Singapore ranked eleventh in Asia Pacific’s best places to invest in a report jointly published by the Urban Land Institute (ULI) and PwC. The city-state also ranked 9th in development.
Japan and Australia remained as the favourite countries for investment and development, with Tokyo, Sydney, Melbourne and Osaka occupying four of the top five spots for promising markets within the Asia Pacific region.

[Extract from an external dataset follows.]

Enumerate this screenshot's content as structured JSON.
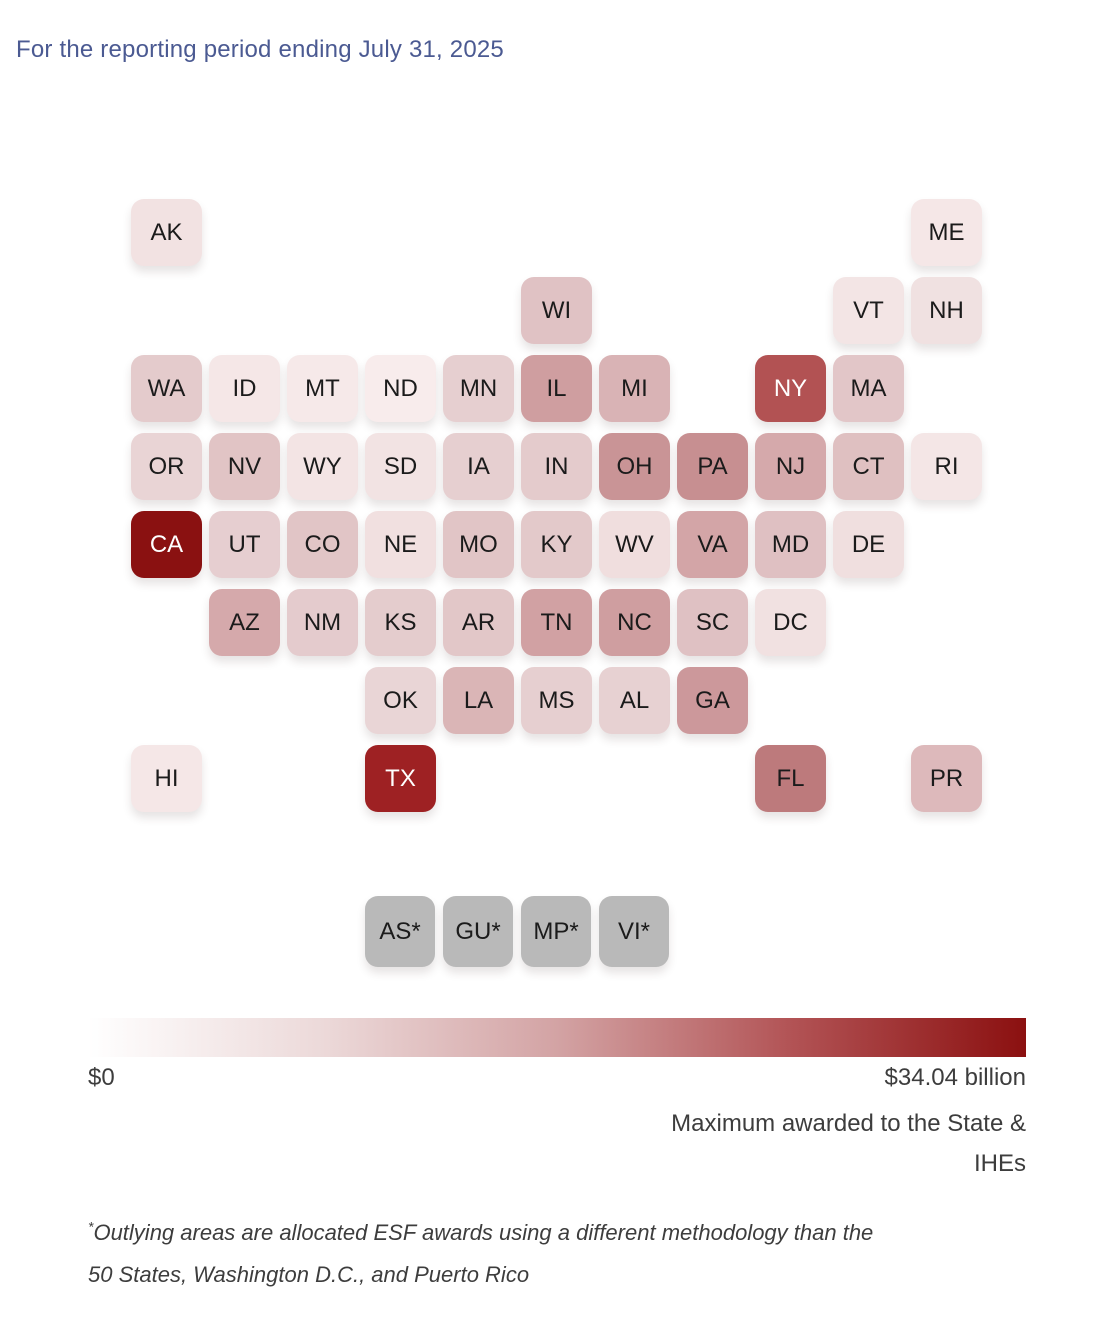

Ho Chi Minh City, which took the fifth spot, rounded out the list of most favoured cities.
Providing an outlook on Asia Pacific real estate investment and development trends, Emerging Trends in ReaI Estate Asia Pacific 2016 is based on the opinions of 343 internationally renowned real estate professionals, including investors, developers, property company representatives, lenders, brokers and consultants.
The report attributed Singapore’s rating to the market’s loss of traction in 2015 following a surge in commercial rents during the previous year.
Notably, businesses within the city had problems expanding due to a tight labour market and ongoing restrictions on hiring foreign staff.
But despite the tepid activities, Singapore is “always a market where institutions are looking to buy,” the report said, adding that a number of major property purchases are expected to be completed before the end of 2015.
“Given the current sentiments of Singapore’s property market, we’re seeing local players becoming more involved at a regional and global level as they explore, increase and diversify investments into other major markets such as Japan and Australia,” said Yeow Chao Keong, Real Estate & Hospitality Leader, PwC Singapore.
“There will still be acquisition opportunities in the commercial space over the next 12 months. Singapore will always be an attractive city state to invest in as mirrored in the Building Bauer Cities report, launched at the recent APEC CEO Summit, where Singapore secured the third position among 28 APEC cities for its excellence in culture & social health, connectivity, environmental sustainability and economics.”